Jan 15, 2018

Exchange Rate Fluctuations Boost Richemont’s Third Quarter Performance

Premier Luxury company Richemont, which recently provided a trading update for the third quarter ended December 31, 2017, reported that its sales increased by 7% at constant exchange rates and by 1% at actual rates compared to the same period of the previous year.

The Company noted that at constant exchange rates, sales in most regions grew, “with sustained double digit growth in Asia Pacific”. While the Jewellery Maisons performed strongly,  the Company witnessed “continued double digit increase in retail sales”. Richemont said this growth was  “driven by the Jewellery Maisons and Specialist Watchmakers”. However, the Company reported a moderate decline in wholesale sales.

Regionwise, at constant exchange rates, sales in the United Kingdom were down by 1%. The Company attributed this decline to “the strength of the euro and challenging comparatives” in the UK.

“Double digit growth in Asia Pacific was driven by mainland China, Korea, Hong Kong and Macau,” the Company noted on a more optimistic note. “The performances of the Jewellery Maisons and Specialist Watchmakers were particularly noteworthy in this region.”

In the Americas a “good performance” by the Jewellery Maisons resulted in an increase of 8%; while in Japan the 5% increase in sales was due especially  to a strong performance of the Specialist Watchmakers combined with “a favourable currency environment”.

Sales in the Middle East and Africa rose by 11%, benefitting from favourable currencies, the internalisation of external points of sales and the anticipated introduction of a value added tax in the UAE,” the Company stated.

The retail segment “maintained strong momentum”, with sales seeing double digit growth of 13%, “underpinned by solid performances from the Jewellery Maisons and Specialist Watchmakers”, said Richemont.
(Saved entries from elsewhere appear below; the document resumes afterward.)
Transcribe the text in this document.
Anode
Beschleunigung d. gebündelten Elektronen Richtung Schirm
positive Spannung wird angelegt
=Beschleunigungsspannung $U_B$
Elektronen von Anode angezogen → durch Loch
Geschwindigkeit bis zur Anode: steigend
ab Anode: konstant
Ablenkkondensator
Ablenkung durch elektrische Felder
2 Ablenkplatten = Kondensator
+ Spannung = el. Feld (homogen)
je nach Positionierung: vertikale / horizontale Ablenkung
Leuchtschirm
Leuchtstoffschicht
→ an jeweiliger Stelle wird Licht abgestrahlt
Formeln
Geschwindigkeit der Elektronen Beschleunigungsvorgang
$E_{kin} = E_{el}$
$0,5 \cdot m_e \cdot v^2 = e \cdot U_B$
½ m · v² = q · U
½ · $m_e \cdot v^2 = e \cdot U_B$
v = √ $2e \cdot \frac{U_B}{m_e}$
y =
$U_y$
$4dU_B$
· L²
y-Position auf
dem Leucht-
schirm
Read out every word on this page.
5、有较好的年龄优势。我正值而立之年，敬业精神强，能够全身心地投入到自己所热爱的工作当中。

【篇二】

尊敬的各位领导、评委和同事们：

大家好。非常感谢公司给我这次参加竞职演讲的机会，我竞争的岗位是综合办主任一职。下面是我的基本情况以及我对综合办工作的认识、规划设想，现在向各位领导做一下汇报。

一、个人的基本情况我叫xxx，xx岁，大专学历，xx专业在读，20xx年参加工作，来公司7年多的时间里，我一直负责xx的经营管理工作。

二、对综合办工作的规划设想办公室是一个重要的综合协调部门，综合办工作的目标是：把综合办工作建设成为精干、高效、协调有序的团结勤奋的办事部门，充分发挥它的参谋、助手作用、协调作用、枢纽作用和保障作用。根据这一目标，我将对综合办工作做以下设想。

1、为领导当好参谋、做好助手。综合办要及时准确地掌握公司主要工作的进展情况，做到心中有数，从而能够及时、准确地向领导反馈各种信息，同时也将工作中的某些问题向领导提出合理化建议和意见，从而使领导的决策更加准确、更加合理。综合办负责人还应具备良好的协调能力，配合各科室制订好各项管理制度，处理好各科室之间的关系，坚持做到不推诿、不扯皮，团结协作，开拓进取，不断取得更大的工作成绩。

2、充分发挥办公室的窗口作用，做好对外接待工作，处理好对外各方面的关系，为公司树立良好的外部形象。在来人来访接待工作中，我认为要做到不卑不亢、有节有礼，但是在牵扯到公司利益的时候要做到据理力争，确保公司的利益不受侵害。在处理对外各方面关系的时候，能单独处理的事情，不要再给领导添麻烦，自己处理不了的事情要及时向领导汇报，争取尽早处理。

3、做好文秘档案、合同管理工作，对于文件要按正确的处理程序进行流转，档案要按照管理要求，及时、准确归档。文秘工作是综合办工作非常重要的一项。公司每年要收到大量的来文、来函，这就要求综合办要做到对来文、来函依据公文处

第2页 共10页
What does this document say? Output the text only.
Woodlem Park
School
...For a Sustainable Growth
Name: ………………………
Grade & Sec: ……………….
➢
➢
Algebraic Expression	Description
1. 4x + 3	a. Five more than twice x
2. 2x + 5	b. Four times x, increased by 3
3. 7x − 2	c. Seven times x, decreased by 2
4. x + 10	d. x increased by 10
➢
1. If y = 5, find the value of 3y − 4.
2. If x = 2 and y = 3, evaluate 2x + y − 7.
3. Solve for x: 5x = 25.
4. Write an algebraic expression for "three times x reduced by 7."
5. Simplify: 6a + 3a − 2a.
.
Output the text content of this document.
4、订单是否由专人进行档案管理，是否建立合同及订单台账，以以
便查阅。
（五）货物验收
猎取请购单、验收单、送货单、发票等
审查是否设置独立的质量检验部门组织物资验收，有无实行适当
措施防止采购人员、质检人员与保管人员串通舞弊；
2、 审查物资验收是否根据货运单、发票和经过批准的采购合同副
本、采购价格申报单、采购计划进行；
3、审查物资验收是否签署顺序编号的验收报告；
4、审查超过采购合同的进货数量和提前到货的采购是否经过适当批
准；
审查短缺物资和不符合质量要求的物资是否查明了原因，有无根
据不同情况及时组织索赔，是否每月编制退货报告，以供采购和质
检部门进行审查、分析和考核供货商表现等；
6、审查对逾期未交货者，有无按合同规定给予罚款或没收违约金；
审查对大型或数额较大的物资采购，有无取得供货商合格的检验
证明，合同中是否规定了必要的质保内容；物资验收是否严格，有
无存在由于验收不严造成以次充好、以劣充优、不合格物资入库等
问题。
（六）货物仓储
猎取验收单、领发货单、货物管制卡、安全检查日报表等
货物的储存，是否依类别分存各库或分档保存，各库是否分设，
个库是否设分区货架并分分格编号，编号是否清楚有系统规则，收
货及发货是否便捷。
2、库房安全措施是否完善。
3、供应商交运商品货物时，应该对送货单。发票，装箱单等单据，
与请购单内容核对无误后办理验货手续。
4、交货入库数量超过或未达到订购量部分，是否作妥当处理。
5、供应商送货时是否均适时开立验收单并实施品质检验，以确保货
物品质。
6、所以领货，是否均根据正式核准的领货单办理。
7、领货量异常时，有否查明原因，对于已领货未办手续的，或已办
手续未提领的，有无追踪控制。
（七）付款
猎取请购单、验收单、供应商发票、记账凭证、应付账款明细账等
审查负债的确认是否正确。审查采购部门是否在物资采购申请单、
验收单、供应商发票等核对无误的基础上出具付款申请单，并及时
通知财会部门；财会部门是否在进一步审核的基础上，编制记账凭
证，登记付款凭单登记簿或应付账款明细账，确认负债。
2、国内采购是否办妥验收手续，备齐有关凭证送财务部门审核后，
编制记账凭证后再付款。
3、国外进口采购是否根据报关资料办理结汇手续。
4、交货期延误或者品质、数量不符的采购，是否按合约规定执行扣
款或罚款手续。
However, wholesale sales decreased by 3%. Richemont said that the wholesale channel’s  growth in Asia Pacific was offset by declines in other regions.

Segmentwise, Richemont’s  Jewellery Maisons delivered the strongest sales growth, with an 11% increase; “reflecting strength in the retail channel”, the Company stated.

On the other hand, the Company described the Specialist Watchmakers’ performance as “subdued”; its sales increasing as they did by a mere 1%. 

Sales of the Other businesses were stable;  with growth notably from Montblanc, Chloé and Lancel.

“Excluding the impact of the sale of Shanghai Tang, the Other businesses would have recorded moderate growth,’ Richemont noted.

The Group reported a net cash position at 31 December 2017 amounting to € 5.1 billion (2016: € 5.2 billion).

The Company also reported that  sales over the nine-month period to December increased by 10% at constant exchange rates and by 7% at actual exchange rates. The Company said this reflected the  continuing   “positive trend seen in the first six months of the financial year”. 

For the financial year ended 31 March 2017, Richemont had reported sales of € 10,647 million; an operating profit of € 1,764 million and profit for the year of € 1,210 million.